The world is entering the Age of Plastic.
Each year, between 4.8 million and 12.7 million metric tons of plastic waste enter the Earth’s oceans. The midpoint estimate is enough to cover 34 Manhattans, and is on par with how much plastic was produced in 1961.
Publishing in the journal Anthropocene, scientists from the Univ. of Leicester and the Anthropocene Working Group have published a study purporting that by the mid-century the Earth’s oceans and land will be buried in an increasing layer of plastic.
“Plastics were more or less unknown to our grandparents, when they were children,” said Jan Zalasiewicz, who teaches palaeobiology at the Univ. of Leicester. “But now, they are indispensable to our lives. They’re everywhere—wrapping our food, being containers for our water and milk, providing cartons for eggs and yogurt and chocolate, keeping our medicine sterile. They now make up most of the clothes that we wear, too.”
Plastics are abundant, whether as macroscopic fragments or the small microbeads found in soaps. Their presence is an indicator of the Anthropocene, as their remnants are an identifiable geological strata component.
In fact, according to Zalasiewicz, if all the plastic produced in the last few decades was plastic wrap, there would be enough to layer the whole Earth.
“These are dispersed by both physical and biological processes, not least via the food chain and the ‘fecal express’ route from surface to sea floor. Plastics are already widely dispersed in sedimentary deposits, and their amount seems likely to grow several-fold over the next few decades. They will continue to be input into the sedimentary cycle over coming millennia as temporary stores—landfill sites—are eroded,” the researchers wrote.
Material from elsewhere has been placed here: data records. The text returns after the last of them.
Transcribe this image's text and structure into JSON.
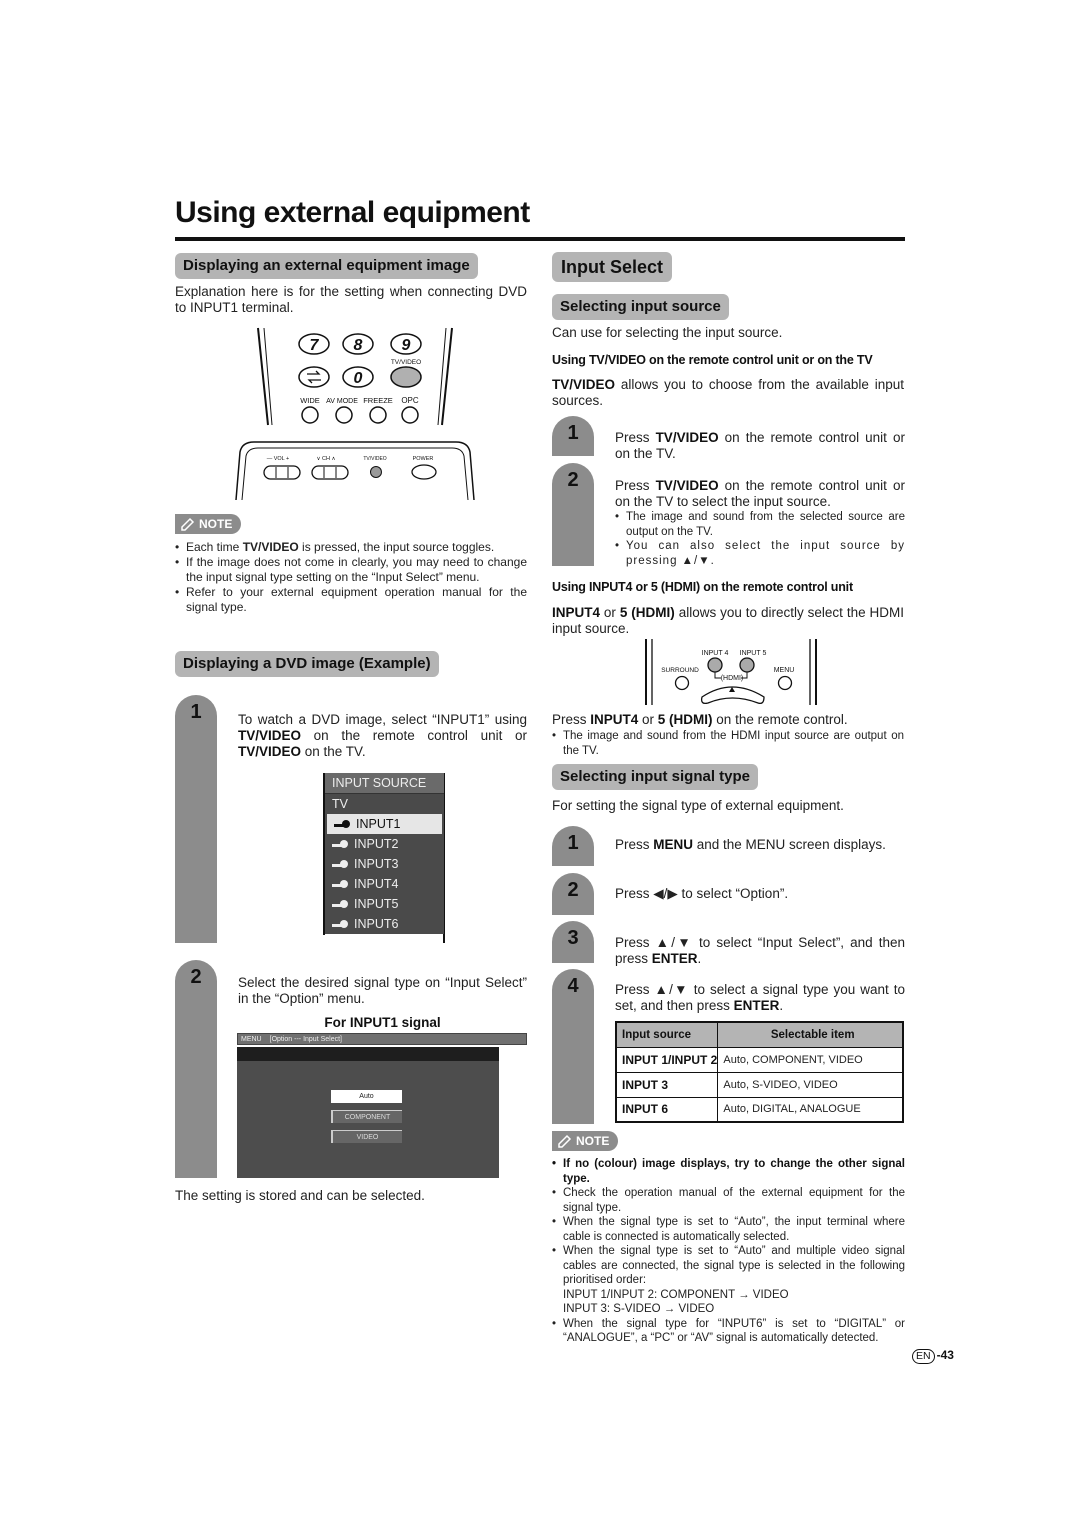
{
  "page_title": "Using external equipment",
  "left": {
    "section1": {
      "heading": "Displaying an external equipment image",
      "intro": "Explanation here is for the setting when connecting DVD to INPUT1 terminal.",
      "remote": {
        "keys": [
          "7",
          "8",
          "9",
          "0"
        ],
        "flashback_icon": "flashback-icon",
        "tv_video_label": "TV/VIDEO",
        "small_buttons": [
          "WIDE",
          "AV MODE",
          "FREEZE",
          "OPC"
        ]
      },
      "tv_panel": {
        "labels": [
          "— VOL +",
          "∨ CH ∧",
          "TV/VIDEO",
          "POWER"
        ]
      },
      "note_label": "NOTE",
      "notes": [
        {
          "pre": "Each time ",
          "bold": "TV/VIDEO",
          "post": " is pressed, the input source toggles."
        },
        {
          "pre": "If the image does not come in clearly, you may need to change the input signal type setting on the “Input Select” menu.",
          "bold": "",
          "post": ""
        },
        {
          "pre": "Refer to your external equipment operation manual for the signal type.",
          "bold": "",
          "post": ""
        }
      ]
    },
    "section2": {
      "heading": "Displaying a DVD image (Example)",
      "step1": {
        "num": "1",
        "text_pre": "To watch a DVD image, select “INPUT1” using ",
        "bold1": "TV/VIDEO",
        "text_mid": " on the remote control unit or ",
        "bold2": "TV/VIDEO",
        "text_post": "  on the TV."
      },
      "input_menu": {
        "header": "INPUT SOURCE",
        "items": [
          "TV",
          "INPUT1",
          "INPUT2",
          "INPUT3",
          "INPUT4",
          "INPUT5",
          "INPUT6"
        ],
        "selected": "INPUT1"
      },
      "step2": {
        "num": "2",
        "text": "Select the desired signal type on “Input Select” in the “Option” menu.",
        "caption": "For INPUT1 signal"
      },
      "osd": {
        "menu_label": "MENU",
        "breadcrumb": "[Option --- Input Select]",
        "options": [
          "Auto",
          "COMPONENT",
          "VIDEO"
        ],
        "selected": "Auto"
      },
      "footer": "The setting is stored and can be selected."
    }
  },
  "right": {
    "heading": "Input Select",
    "source": {
      "heading": "Selecting input source",
      "intro": "Can use for selecting the input source.",
      "sub1": "Using TV/VIDEO on the remote control unit or on the TV",
      "sub1_text_bold": "TV/VIDEO",
      "sub1_text": " allows you to choose from the available input sources.",
      "steps": [
        {
          "num": "1",
          "pre": "Press ",
          "bold": "TV/VIDEO",
          "post": " on the remote control unit or on the TV."
        },
        {
          "num": "2",
          "pre": "Press ",
          "bold": "TV/VIDEO",
          "post": " on the remote control unit or on the TV to select the input source."
        }
      ],
      "step2_bullets": [
        "The image and sound from the selected source are output on the TV.",
        "You can also select the input source by pressing ▲/▼."
      ],
      "sub2": "Using INPUT4 or 5 (HDMI) on the remote control unit",
      "sub2_bold1": "INPUT4",
      "sub2_mid": " or ",
      "sub2_bold2": "5 (HDMI)",
      "sub2_text": " allows you to directly select the HDMI input source.",
      "hdmi_remote": {
        "labels": [
          "INPUT 4",
          "INPUT 5",
          "SURROUND",
          "MENU",
          "(HDMI)"
        ]
      },
      "press_pre": "Press ",
      "press_bold1": "INPUT4",
      "press_mid": " or ",
      "press_bold2": "5 (HDMI)",
      "press_post": " on the remote control.",
      "press_bullet": "The image and sound from the HDMI input source are output on the TV."
    },
    "signal": {
      "heading": "Selecting input signal type",
      "intro": "For setting the signal type of external equipment.",
      "steps": [
        {
          "num": "1",
          "pre": "Press ",
          "bold": "MENU",
          "post": " and the MENU screen displays."
        },
        {
          "num": "2",
          "pre": "Press ◀/▶ to select “Option”.",
          "bold": "",
          "post": ""
        },
        {
          "num": "3",
          "pre": "Press ▲/▼ to select “Input Select”, and then press ",
          "bold": "ENTER",
          "post": "."
        },
        {
          "num": "4",
          "pre": "Press ▲/▼ to select a signal type you want to set, and then press ",
          "bold": "ENTER",
          "post": "."
        }
      ],
      "table": {
        "headers": [
          "Input source",
          "Selectable item"
        ],
        "rows": [
          [
            "INPUT 1/INPUT 2",
            "Auto, COMPONENT, VIDEO"
          ],
          [
            "INPUT 3",
            "Auto, S-VIDEO, VIDEO"
          ],
          [
            "INPUT 6",
            "Auto, DIGITAL, ANALOGUE"
          ]
        ]
      },
      "note_label": "NOTE",
      "notes": [
        "If no (colour) image displays, try to change the other signal type.",
        "Check the operation manual of the external equipment for the signal type.",
        "When the signal type is set to “Auto”, the input terminal where cable is connected is automatically selected.",
        "When the signal type is set to “Auto” and multiple video signal cables are connected, the signal type is selected in the following prioritised order:",
        "When the signal type for “INPUT6” is set to “DIGITAL” or “ANALOGUE”, a “PC” or “AV” signal is automatically detected."
      ],
      "priority_lines": [
        "INPUT 1/INPUT 2: COMPONENT → VIDEO",
        "INPUT 3: S-VIDEO → VIDEO"
      ]
    }
  },
  "page_number": {
    "lang": "EN",
    "num": "-43"
  }
}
According to the researchers, buried plastics have a good chance of becoming fossilized. These “technofossils” can persist millions of years into the future, leaving a remnant reminder of a human convenience.
“We have become accustomed to living amongst plastic refuse, but it is the ‘unseen’ contribution of plastic microbeads from cosmetics and toothpaste or the artificial fibers washed from our clothes that are increasingly accumulating on sea and lake beds and perhaps have the greatest potential for leaving a lasting legacy in the geological record,” said co-author Colin Water, of the British Geological Survey.
The Anthropocene Working Group will continue to gather evidence of the Anthropocene Epoch in 2016, which may help determine if the new time unit should be formalized.